The patient decision aids that are available attempt to explain risk and potential benefit in the context of the patient’s values and beliefs taking into account other relevant medical and social factors including co-morbidities and social care needs.
The choice of modality of renal replacement therapy or the decision not to have dialysis but instead to receive conservative kidney care is one of the most important decisions for those with advanced kidney disease. It’s a part of the pathway where we know that there is large variation between kidney units; both in how they approach and present issues and also how staff support patients facing these options of pre-emptive and live donor transplantation, home dialysis (both peritoneal dialysis and home haemodialysis) and conservative kidney care.
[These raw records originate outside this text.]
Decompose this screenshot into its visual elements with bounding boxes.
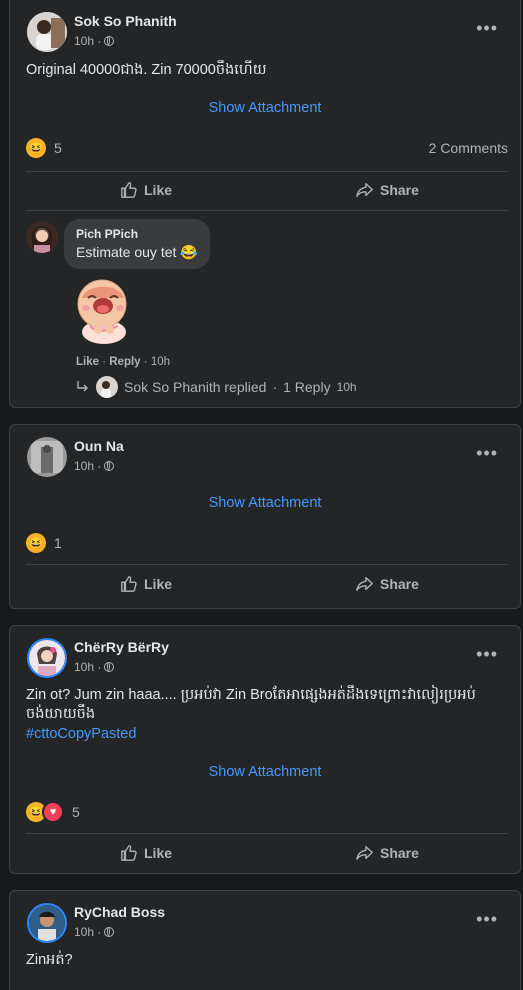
share-label: Share [380,845,419,861]
share-button[interactable]: Share [356,181,419,199]
haha-reaction-icon: 😆 [26,138,46,158]
haha-reaction-icon: 😆 [26,533,46,553]
show-attachment-link[interactable]: Show Attachment [10,764,520,780]
post-meta: 10h · [74,660,115,674]
divider [26,564,508,565]
share-label: Share [380,576,419,592]
share-label: Share [380,182,419,198]
post-author[interactable]: RyChad Boss [74,904,165,920]
comment-bubble: Pich PPich Estimate ouy tet 😂 [64,219,210,269]
comment-avatar[interactable] [26,221,58,253]
thumbs-up-icon [121,182,137,198]
share-button[interactable]: Share [356,575,419,593]
more-options-icon[interactable]: ••• [476,443,498,464]
view-replies-link[interactable]: Sok So Phanith replied · 1 Reply 10h [76,376,357,398]
more-options-icon[interactable]: ••• [476,909,498,930]
replied-by-text: Sok So Phanith replied [124,379,267,395]
like-label: Like [144,845,173,861]
like-button[interactable]: Like [120,181,172,199]
show-attachment-link[interactable]: Show Attachment [10,495,520,511]
post-meta: 10h · [74,459,115,473]
comment-text: Estimate ouy tet 😂 [76,244,198,260]
avatar[interactable] [27,12,67,52]
post-time[interactable]: 10h · [74,459,101,473]
post-author[interactable]: Oun Na [74,438,124,454]
divider [26,171,508,172]
post-author[interactable]: ChërRy BërRy [74,639,169,655]
thumbs-up-icon [121,576,137,592]
comment-author[interactable]: Pich PPich [76,227,198,241]
replier-avatar [96,376,118,398]
divider [26,210,508,211]
like-button[interactable]: Like [120,575,172,593]
post-time[interactable]: 10h · [74,925,101,939]
comment-actions: Like · Reply · 10h [76,356,170,368]
reply-arrow-icon [77,381,88,392]
post-text: Original 40000ជាង. Zin 70000ចឹងហើយ [26,62,267,78]
comments-count-link[interactable]: 2 Comments [429,140,508,156]
sticker-image [68,274,138,346]
comment-time[interactable]: 10h [151,356,170,368]
love-reaction-icon: ♥ [42,801,64,823]
post-text: Zinអត់? [26,952,73,968]
share-arrow-icon [356,846,373,860]
globe-icon [104,927,115,937]
hashtag-link[interactable]: #cttoCopyPasted [26,725,506,744]
reaction-summary[interactable]: 😆 1 [26,533,62,553]
reply-count: 1 Reply [283,379,331,395]
more-options-icon[interactable]: ••• [476,644,498,665]
comment-like-link[interactable]: Like [76,356,99,368]
post-card: ChërRy BërRy 10h · ••• Zin ot? Jum zin h… [9,625,521,874]
like-button[interactable]: Like [120,844,172,862]
post-card: Oun Na 10h · ••• Show Attachment 😆 1 Lik… [9,424,521,609]
post-author[interactable]: Sok So Phanith [74,13,177,29]
post-meta: 10h · [74,34,115,48]
post-meta: 10h · [74,925,115,939]
globe-icon [104,662,115,672]
avatar[interactable] [27,437,67,477]
reply-time: 10h [336,380,357,394]
share-arrow-icon [356,183,373,197]
comment-reply-link[interactable]: Reply [109,356,140,368]
post-text: Zin ot? Jum zin haaa.... ប្រអប់វា Zin Br… [26,687,476,722]
post-time[interactable]: 10h · [74,660,101,674]
reaction-count: 1 [54,535,62,551]
reaction-summary[interactable]: 😆 ♥ 5 [26,801,80,823]
post-card: RyChad Boss 10h · ••• Zinអត់? [9,890,521,990]
like-label: Like [144,576,173,592]
reaction-count: 5 [72,804,80,820]
globe-icon [104,36,115,46]
post-time[interactable]: 10h · [74,34,101,48]
like-label: Like [144,182,173,198]
post-card: Sok So Phanith 10h · ••• Original 40000ជ… [9,0,521,408]
avatar[interactable] [27,638,67,678]
share-arrow-icon [356,577,373,591]
reaction-count: 5 [54,140,62,156]
more-options-icon[interactable]: ••• [476,18,498,39]
show-attachment-link[interactable]: Show Attachment [10,100,520,116]
reaction-summary[interactable]: 😆 5 [26,138,62,158]
avatar[interactable] [27,903,67,943]
divider [26,833,508,834]
share-button[interactable]: Share [356,844,419,862]
thumbs-up-icon [121,845,137,861]
globe-icon [104,461,115,471]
Care planning in the 12 months before the need for renal replacement therapy is vital for good outcomes in end stage renal failure.
“All children, young people and adults approaching established renal failure are to receive timely preparation for renal replacement therapy so the complications and progression of their disease are minimised, and their choice of clinically appropriate treatment options is maximised. Markers of good practice
- Referral to a multi-skilled renal team, where possible at least one year before the anticipated start of dialysis treatment, for appropriate clinical and psychological preparation. This principle should also be followed for people with a failing transplant.
- Accelerated process with intensive input from the renal team for those who present late to renal units or as acute uraemic emergencies.
- People with ERF given information about all forms of treatment so that an informed choice can be made.
- Patients put on the national transplant list within six months of their anticipated dialysis start date if clinically appropriate.
- Anaemia treated to maintain an adequate haemoglobin level.
Standard 2, Renal NSF
Great progress has been made in the creation of vascular access before starting dialysis. For many patients, engagement in the choice agenda has been less dramatic. One patient, now on home haemodialysis remarked recently to me that he “learned about home haemodialysis in Denmark”. Needless to say, he is neither Danish nor does he live in Denmark! He had been on RRT for over 10 years before he heard of home haemodialysis. Dedicated time must be provided to support patient choice in renal failure. Perhaps by consciously adopting a shared decision making model of care in advanced kidney disease, with healthcare professionals paying more attention to active listening, gaining a better understanding of patients’ values, how they learn and make choices, we might see improvements in the experience of care, patient related outcomes and clinical outcomes.